Even if you dismiss all evidence linking administration of the hepatitis B vaccine at birth to later neurological problems, the chances of hepatitis B infection of an infant born to a mother who is not infected with hepatitis B are so slim that it’s not even worth the pain caused by the jab itself, much less the aluminum adjuvants, intentional immune system activation (that is what vaccines are intended to do), and other side-effects of the vaccine.

The AAP recommendation that all infants be vaccinated against hepatitis B on the day of their birth is absurd. A risk-analysis using data and information directly from the CDC shows that children born to uninfected parents are unlikely to be exposed to the hepatitis B virus, and though the risk of experiencing an adverse reaction to the vaccine is difficult to establish, there are certainly reasons to think that adverse reactions are more likely than hepatitis B virus exposure.

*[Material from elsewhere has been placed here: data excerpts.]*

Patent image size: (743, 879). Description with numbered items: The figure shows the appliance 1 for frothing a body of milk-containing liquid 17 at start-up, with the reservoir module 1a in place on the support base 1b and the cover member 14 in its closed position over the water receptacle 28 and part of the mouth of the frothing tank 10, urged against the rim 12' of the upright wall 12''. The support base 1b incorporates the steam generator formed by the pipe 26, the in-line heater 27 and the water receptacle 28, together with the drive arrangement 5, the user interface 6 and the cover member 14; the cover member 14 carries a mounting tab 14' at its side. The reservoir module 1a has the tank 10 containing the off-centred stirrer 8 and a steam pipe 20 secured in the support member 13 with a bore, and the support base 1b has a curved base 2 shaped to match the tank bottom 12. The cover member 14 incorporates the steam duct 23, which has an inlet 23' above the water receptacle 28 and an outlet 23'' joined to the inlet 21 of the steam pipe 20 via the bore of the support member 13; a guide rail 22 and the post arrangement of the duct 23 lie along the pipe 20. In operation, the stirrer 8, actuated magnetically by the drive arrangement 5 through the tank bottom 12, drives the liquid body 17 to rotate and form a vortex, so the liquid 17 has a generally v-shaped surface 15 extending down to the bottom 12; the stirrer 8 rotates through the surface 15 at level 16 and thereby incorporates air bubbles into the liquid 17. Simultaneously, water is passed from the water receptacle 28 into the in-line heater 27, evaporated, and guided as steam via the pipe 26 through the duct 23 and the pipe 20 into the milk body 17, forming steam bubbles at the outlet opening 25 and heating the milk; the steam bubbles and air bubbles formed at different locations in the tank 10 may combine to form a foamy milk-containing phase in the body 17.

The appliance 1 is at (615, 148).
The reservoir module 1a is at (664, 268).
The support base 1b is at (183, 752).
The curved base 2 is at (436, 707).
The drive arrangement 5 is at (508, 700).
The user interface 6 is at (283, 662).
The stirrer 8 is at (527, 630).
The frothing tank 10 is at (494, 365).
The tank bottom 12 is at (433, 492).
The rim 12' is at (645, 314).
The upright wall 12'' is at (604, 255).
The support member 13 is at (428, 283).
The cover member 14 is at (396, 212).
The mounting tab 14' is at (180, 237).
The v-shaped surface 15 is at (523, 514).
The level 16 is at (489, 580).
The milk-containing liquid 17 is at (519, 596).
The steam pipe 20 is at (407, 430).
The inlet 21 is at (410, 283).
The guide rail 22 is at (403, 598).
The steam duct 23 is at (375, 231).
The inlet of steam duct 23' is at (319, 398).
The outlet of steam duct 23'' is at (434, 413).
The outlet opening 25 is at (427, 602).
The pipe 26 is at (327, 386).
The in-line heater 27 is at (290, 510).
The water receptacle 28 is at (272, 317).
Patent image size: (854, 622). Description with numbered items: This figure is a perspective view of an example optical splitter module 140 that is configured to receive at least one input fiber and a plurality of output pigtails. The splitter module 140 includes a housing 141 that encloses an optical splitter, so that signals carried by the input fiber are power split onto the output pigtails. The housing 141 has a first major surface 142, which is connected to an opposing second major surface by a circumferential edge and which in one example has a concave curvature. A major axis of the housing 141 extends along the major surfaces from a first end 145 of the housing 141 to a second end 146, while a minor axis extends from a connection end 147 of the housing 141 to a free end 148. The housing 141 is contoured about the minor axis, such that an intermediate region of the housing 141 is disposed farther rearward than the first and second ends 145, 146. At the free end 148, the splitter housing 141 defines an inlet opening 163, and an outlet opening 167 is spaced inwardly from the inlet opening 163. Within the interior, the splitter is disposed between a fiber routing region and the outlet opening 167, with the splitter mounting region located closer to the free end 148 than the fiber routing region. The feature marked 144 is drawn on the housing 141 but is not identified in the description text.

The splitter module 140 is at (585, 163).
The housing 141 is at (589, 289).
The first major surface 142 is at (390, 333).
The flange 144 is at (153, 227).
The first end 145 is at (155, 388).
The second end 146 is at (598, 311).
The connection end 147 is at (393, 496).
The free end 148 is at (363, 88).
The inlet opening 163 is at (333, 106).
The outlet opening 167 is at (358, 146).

One of the more offensive and obnoxious things about the AAP recommendation is that it doesn’t take into account any individual differences in disease-status or lifestyle. Neither I, nor the AAP, know the risk factors in your life, and I encourage everyone who has children, or even who is thinking of having children, to do their own risk analysis before taking any medication, or accepting any vaccination.

We don’t routinely vaccinate against yellow fever in the U.S. because yellow fever is a tropical disease that doesn’t exist in the U.S., and therefore it is not necessary for us to vaccinate against it unless we’re travelling to a place where it does exist. Hepatitis B exists in the U.S., but it is rare, and vaccinating every infant against it, on the day of their birth, is crazy. It’s disappointing that an organization like the AAP, that is presumably full of intelligent people, is advocating for it as a routine practice.

I’m sure that there will be many disparaging comments and accusations of being an “anti-vaxxer” thrown in my direction, but just to make sure that I make everyone on both sides of the vaccination fence mad, I want to close by saying that I’m not opposed to the hepatitis B vaccine. If you are engaged in high-risk activities, such as IV drug use or unprotected sex with various partners, getting vaccinated against the hepatitis B virus is smart and responsible. Infants who are born to mothers who are infected with the hepatitis B virus should receive the hepatitis B vaccine. However, it is absurd to vaccinate every infant, regardless of risk, against a sexually transmitted disease that he or she has close to zero risk of exposure, on the day of his or her birth. Every pharmaceutical, including every vaccine, has risks, warnings, and contraindications. Exposure of every infant born in the U.S. to those risks, is ridiculous, thoughtless, and wrong. The AAP has made a recommendation that is somewhere between thoughtless and negligent, and they should rescind and change course.